Most people who are successful in leadership or management positions need to have the ability to influence people or at least get them to do things (so a typical middle manager may not be particularly charming or charismatic, but his or her authority within the organization causes subordinates to obey). Higher-up politicians and world leaders do, though, tend to need a little more charisma to be successful or at least the willingness to hire a public-relations firm to manufacture the right image. Manipulation, though, is not equivalent to positive influence, and this is something of a moral judgment. Manipulators count on keeping their victims in the dark about their true intentions and tend to exploit a person's weaknesses rather than trying to build them up in a positive way. A manipulator may prey on someone's loneliness, the victim's own greed, or even the victim's generosity (becomes a "weakness" when the giver is deceived). The manipulator is interested in their own gain and doesn't care about the impact on others. To some extent, though, intrigue is normal in politics and diplomacy and always has been: Opposition parties, other countries, and even the body public can be part ally and part enemy, and relationships are managed sometimes through deceit (as WikiLeaks has shown us). Spies, public-relations specialists, and campaign strategists, though, would tend to be the ones to specialize in this duplicity. Unlike Machiavellians, psychopaths have a compulsion to lie even where it doesn't make sense, though; they do it for the thrill or the feeling of power it gives them. Psychopaths will lie and play tricks just for fun, purposelessly; I don't think you'll find this sort of pathological lying in the average politician, who is more constrained and image conscious.

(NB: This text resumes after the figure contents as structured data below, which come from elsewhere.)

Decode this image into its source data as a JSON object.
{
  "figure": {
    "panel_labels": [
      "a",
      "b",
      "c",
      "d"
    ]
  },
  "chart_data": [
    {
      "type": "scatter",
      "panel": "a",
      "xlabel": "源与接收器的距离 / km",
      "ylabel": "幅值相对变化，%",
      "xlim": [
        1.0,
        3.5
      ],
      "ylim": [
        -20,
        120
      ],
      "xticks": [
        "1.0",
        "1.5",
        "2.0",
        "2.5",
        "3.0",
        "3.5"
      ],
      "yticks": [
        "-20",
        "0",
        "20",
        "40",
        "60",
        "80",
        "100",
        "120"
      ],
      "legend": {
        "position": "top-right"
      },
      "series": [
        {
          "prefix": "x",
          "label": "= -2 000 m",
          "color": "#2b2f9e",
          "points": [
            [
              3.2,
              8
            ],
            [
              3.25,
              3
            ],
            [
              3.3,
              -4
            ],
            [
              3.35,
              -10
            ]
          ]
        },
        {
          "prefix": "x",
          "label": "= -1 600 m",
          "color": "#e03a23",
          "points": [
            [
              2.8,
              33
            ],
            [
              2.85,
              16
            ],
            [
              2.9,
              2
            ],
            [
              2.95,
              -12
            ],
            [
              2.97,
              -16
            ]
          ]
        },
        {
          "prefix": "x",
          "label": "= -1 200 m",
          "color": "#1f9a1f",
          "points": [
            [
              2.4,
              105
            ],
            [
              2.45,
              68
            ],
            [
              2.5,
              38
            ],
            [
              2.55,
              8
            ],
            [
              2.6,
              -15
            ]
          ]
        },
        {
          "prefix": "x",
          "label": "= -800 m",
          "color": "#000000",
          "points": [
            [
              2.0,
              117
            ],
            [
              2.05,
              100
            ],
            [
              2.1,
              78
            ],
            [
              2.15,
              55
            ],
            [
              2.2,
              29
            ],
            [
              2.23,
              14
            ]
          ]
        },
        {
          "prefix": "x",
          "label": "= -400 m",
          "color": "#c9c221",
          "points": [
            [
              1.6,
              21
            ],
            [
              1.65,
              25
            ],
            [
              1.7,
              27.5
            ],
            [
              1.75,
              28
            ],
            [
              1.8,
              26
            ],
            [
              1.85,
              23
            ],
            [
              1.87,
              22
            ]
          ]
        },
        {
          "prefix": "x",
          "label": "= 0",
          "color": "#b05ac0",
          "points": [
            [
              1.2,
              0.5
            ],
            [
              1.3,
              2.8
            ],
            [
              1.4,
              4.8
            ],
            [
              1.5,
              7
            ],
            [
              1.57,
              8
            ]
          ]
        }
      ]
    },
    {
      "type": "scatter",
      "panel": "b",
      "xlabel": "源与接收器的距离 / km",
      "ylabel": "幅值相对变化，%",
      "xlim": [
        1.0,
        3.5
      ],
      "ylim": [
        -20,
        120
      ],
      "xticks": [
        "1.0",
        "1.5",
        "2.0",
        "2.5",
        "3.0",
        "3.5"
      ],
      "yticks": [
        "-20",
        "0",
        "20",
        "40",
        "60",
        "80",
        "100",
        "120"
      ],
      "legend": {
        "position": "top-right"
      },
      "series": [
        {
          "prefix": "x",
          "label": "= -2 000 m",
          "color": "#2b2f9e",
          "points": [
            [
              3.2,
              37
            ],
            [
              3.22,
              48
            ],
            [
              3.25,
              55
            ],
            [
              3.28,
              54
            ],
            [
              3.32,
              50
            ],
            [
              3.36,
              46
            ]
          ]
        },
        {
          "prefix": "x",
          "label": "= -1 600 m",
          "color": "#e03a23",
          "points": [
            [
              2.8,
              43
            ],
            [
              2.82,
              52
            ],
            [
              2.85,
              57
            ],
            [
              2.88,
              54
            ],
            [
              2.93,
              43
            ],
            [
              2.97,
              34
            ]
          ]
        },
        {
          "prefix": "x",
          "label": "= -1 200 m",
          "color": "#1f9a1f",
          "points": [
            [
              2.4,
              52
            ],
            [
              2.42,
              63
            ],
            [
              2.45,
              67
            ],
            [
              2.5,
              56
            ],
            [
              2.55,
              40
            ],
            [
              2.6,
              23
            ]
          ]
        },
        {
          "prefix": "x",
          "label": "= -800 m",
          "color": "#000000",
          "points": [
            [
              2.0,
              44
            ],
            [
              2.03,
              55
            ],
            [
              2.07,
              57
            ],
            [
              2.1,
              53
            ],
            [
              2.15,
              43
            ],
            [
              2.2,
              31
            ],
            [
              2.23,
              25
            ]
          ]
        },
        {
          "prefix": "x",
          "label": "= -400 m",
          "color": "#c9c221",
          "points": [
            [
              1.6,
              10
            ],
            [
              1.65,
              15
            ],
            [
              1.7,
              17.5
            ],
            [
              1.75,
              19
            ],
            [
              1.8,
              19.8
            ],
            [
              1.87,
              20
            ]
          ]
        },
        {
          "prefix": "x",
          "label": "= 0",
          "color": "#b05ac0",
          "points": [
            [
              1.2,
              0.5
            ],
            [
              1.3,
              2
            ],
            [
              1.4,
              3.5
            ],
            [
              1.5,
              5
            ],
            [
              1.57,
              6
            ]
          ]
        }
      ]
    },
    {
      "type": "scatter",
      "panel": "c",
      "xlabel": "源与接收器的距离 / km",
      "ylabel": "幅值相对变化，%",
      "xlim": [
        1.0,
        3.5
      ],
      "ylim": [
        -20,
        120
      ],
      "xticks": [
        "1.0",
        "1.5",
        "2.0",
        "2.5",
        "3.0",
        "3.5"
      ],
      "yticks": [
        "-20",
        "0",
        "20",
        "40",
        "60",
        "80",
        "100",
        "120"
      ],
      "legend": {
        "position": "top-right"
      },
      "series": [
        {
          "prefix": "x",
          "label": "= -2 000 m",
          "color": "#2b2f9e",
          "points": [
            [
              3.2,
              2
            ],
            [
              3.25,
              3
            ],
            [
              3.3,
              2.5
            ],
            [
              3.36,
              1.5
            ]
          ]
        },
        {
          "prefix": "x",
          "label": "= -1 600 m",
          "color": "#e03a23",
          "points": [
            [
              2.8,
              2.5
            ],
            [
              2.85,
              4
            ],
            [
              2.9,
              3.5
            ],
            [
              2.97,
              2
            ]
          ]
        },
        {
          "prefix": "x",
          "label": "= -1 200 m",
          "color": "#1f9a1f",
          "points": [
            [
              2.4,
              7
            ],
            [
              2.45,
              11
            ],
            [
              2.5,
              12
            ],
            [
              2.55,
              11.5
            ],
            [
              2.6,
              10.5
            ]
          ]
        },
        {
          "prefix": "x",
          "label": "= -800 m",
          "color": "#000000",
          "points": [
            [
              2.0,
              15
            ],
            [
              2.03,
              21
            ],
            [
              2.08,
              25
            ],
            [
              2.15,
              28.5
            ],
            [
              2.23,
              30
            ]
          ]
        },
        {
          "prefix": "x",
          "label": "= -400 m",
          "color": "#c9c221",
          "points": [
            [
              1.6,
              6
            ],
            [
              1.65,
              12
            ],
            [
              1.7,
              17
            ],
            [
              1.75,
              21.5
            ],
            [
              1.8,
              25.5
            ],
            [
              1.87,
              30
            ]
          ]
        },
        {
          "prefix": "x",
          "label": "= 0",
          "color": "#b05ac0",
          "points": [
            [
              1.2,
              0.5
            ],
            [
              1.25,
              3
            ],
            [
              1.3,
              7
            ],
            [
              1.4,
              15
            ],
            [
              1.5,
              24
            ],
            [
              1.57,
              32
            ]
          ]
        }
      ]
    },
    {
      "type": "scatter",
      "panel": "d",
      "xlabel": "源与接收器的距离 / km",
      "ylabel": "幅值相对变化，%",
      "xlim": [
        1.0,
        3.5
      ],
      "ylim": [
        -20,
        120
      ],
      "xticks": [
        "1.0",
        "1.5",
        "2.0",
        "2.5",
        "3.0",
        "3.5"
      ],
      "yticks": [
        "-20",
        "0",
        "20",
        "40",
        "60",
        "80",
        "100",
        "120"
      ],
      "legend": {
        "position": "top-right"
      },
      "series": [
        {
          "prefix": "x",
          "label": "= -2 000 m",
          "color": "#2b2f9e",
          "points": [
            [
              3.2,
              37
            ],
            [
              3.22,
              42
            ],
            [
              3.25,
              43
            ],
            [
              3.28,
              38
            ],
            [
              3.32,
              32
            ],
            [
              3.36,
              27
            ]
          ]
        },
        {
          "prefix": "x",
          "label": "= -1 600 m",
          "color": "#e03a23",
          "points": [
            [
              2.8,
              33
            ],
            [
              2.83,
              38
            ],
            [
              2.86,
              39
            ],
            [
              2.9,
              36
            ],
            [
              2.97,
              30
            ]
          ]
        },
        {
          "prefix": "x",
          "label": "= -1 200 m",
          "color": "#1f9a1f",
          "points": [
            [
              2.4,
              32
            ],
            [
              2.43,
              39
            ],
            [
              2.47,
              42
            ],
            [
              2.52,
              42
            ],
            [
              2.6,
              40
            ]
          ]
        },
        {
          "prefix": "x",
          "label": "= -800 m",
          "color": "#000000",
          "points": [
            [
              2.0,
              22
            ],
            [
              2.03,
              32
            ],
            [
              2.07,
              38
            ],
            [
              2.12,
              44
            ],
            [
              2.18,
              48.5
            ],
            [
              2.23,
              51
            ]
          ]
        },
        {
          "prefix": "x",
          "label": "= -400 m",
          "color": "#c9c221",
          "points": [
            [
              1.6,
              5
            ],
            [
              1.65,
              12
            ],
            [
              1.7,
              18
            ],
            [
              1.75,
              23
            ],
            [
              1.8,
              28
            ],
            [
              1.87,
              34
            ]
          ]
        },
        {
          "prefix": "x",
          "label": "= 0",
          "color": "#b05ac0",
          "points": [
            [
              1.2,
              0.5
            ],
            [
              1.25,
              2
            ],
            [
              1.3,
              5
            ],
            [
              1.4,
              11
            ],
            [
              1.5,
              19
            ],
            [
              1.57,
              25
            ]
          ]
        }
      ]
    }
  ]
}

Relating to that purposeless lying, psychopaths tend to be highly impulsive and reckless. When they get angry or frustrated, they will lash out violently or throw a temper tantrum. You generally don't see this from world leaders (in public), but sometimes you hear that powerful politicians and CEOs have tempers behind closed doors. Relating to the impulsivity is a general and extreme fearlessness and sensation seeking. Psychopaths crave a very high level of physical sensation: extreme sports, drug use, sexual promiscuity, wild parties, risk taking, etc. Sometimes you also hear about powerful people living wild lives just below the public radar (and often not even below the radar for celebrities).
The most defining characteristic, though, of the psychopath is the complete lack of social emotions like empathy and guilt.